Burak Ozpineci, a Corporate Fellow and section head for Vehicle and Mobility Systems Research at Oak Ridge National Laboratory, is one of six international recipients of the eighth Nagamori Award chosen annually by the Nagamori Foundation based in Kyoto, Japan. The honor recognizes outstanding researchers and engineers working in electric motors, motor drives and related fields.

At ORNL, Ozpineci’s research focuses on electric drive technologies and wireless charging. He was recognized for his research contributions to developing low-cost, high-efficiency, compact electric motor drives for electrified transportation systems.

“I am honored to be recognized by the Nagamori Foundation,” Ozpineci said. “It’s a privilege to be one of the researchers chosen for this prestigious award highlighting my contributions to transportation electrification through my 20-plus year career.”

In addition to the Nagamori honor, Ozpineci was named a fellow of the Institute of Electrical and Electronics Engineers for contributions to transportation electrification and wireless charging of electric vehicles.
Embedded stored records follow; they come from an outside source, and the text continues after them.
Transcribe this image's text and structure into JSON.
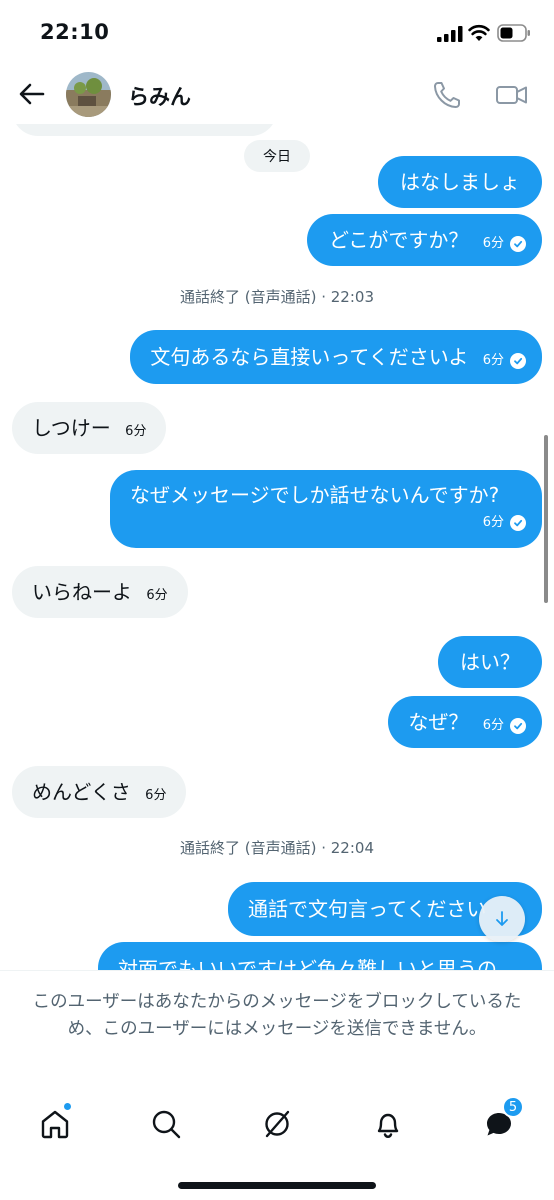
{
  "status_bar": {
    "time": "22:10"
  },
  "header": {
    "contact_name": "らみん"
  },
  "chat": {
    "day_label": "今日",
    "call_ended_1": "通話終了 (音声通話) · 22:03",
    "call_ended_2": "通話終了 (音声通話) · 22:04",
    "messages": [
      {
        "text": "はなしましょ",
        "time": ""
      },
      {
        "text": "どこがですか？",
        "time": "6分"
      },
      {
        "text": "文句あるなら直接いってくださいよ",
        "time": "6分"
      },
      {
        "text": "しつけー",
        "time": "6分"
      },
      {
        "text": "なぜメッセージでしか話せないんですか?",
        "time": "6分"
      },
      {
        "text": "いらねーよ",
        "time": "6分"
      },
      {
        "text": "はい？",
        "time": ""
      },
      {
        "text": "なぜ？",
        "time": "6分"
      },
      {
        "text": "めんどくさ",
        "time": "6分"
      },
      {
        "text": "通話で文句言ってください",
        "time": ""
      },
      {
        "text": "対面でもいいですけど色々難しいと思うの",
        "time": ""
      }
    ]
  },
  "blocked_notice": "このユーザーはあなたからのメッセージをブロックしているため、このユーザーにはメッセージを送信できません。",
  "bottom_nav": {
    "messages_badge": "5"
  },
  "colors": {
    "accent": "#1d9bf0",
    "received_bubble": "#eff3f4",
    "secondary_text": "#536471"
  },
  "icons": [
    "back-arrow-icon",
    "phone-icon",
    "video-icon",
    "chevron-down-icon",
    "home-icon",
    "search-icon",
    "grok-icon",
    "bell-icon",
    "messages-icon",
    "check-icon"
  ]
}
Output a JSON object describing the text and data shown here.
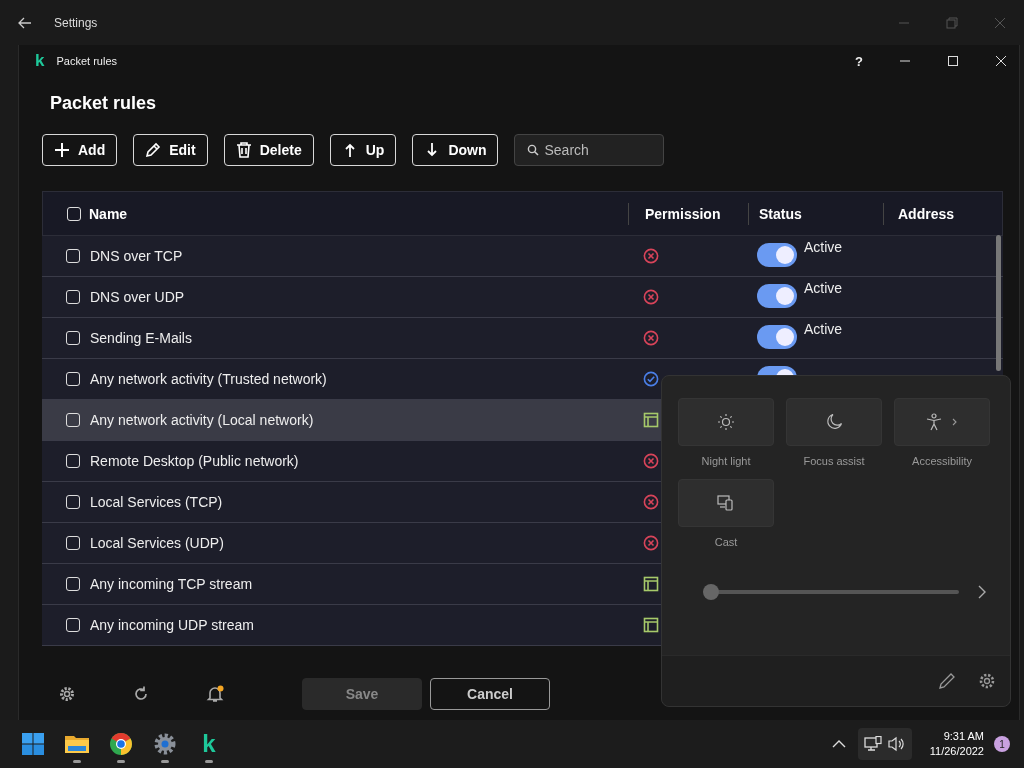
{
  "settings_window": {
    "title": "Settings"
  },
  "app_window": {
    "logo": "k",
    "title": "Packet rules",
    "help": "?"
  },
  "heading": "Packet rules",
  "toolbar": {
    "buttons": [
      {
        "label": "Add",
        "kind": "add"
      },
      {
        "label": "Edit",
        "kind": "edit"
      },
      {
        "label": "Delete",
        "kind": "delete"
      },
      {
        "label": "Up",
        "kind": "up"
      },
      {
        "label": "Down",
        "kind": "down"
      }
    ],
    "search": {
      "placeholder": "Search"
    }
  },
  "table": {
    "select_all_checked": false,
    "columns": [
      "Name",
      "Permission",
      "Status",
      "Address"
    ],
    "rows": [
      {
        "name": "DNS over TCP",
        "checked": false,
        "selected": false,
        "kind": "block",
        "toggle": {
          "on": true
        },
        "status": "Active"
      },
      {
        "name": "DNS over UDP",
        "checked": false,
        "selected": false,
        "kind": "block",
        "toggle": {
          "on": true
        },
        "status": "Active"
      },
      {
        "name": "Sending E-Mails",
        "checked": false,
        "selected": false,
        "kind": "block",
        "toggle": {
          "on": true
        },
        "status": "Active"
      },
      {
        "name": "Any network activity (Trusted network)",
        "checked": false,
        "selected": false,
        "kind": "allow",
        "toggle": {
          "on": true
        }
      },
      {
        "name": "Any network activity (Local network)",
        "checked": false,
        "selected": true,
        "kind": "log"
      },
      {
        "name": "Remote Desktop (Public network)",
        "checked": false,
        "selected": false,
        "kind": "block"
      },
      {
        "name": "Local Services (TCP)",
        "checked": false,
        "selected": false,
        "kind": "block"
      },
      {
        "name": "Local Services (UDP)",
        "checked": false,
        "selected": false,
        "kind": "block"
      },
      {
        "name": "Any incoming TCP stream",
        "checked": false,
        "selected": false,
        "kind": "log"
      },
      {
        "name": "Any incoming UDP stream",
        "checked": false,
        "selected": false,
        "kind": "log"
      }
    ]
  },
  "footer": {
    "bell_alert": true,
    "save": {
      "label": "Save",
      "disabled": true
    },
    "cancel": {
      "label": "Cancel",
      "disabled": false
    }
  },
  "quick_settings": {
    "tiles": [
      {
        "label": "Night light",
        "kind": "night-light",
        "on": false
      },
      {
        "label": "Focus assist",
        "kind": "focus",
        "on": false
      },
      {
        "label": "Accessibility",
        "kind": "accessibility",
        "on": false
      },
      {
        "label": "Cast",
        "kind": "cast",
        "on": false
      }
    ],
    "brightness": {
      "level": 0
    }
  },
  "taskbar": {
    "apps": [
      {
        "kind": "start",
        "running": false
      },
      {
        "kind": "folder",
        "running": true
      },
      {
        "kind": "chrome",
        "running": true
      },
      {
        "kind": "settings",
        "running": true
      },
      {
        "kind": "logo",
        "label": "k",
        "running": true
      }
    ],
    "time": "9:31 AM",
    "date": "11/26/2022",
    "notification_count": "1"
  }
}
The IEEE Power Electronics Society recognized Ozpineci with the IEEE PELS Vehicle and Transportation Systems Achievement Award. He has earned several Distinguished Achievement awards from the Department of Energy, holds two R&D 100 awards and co-leads DOE’s Electric Drive Technologies Consortium.

“Burak is a recognized leader in power electronics research, and he is well known for his scientific achievements in wireless charging,” said Robert Wagner, ORNL’s Buildings and Transportation Science Division director. “He’s also a true innovator, whose pioneering work has advanced our understanding of vehicle power electronics. I am pleased to see him receive this international honor from the Nagamori Foundation.”

Ozpineci was named a Corporate Fellow at ORNL in 2021 for his extraordinary scientific leadership and career accomplishments. He’s also a joint faculty member with the Bredesen Center at the University of Tennessee, where he earned his doctorate in electrical engineering.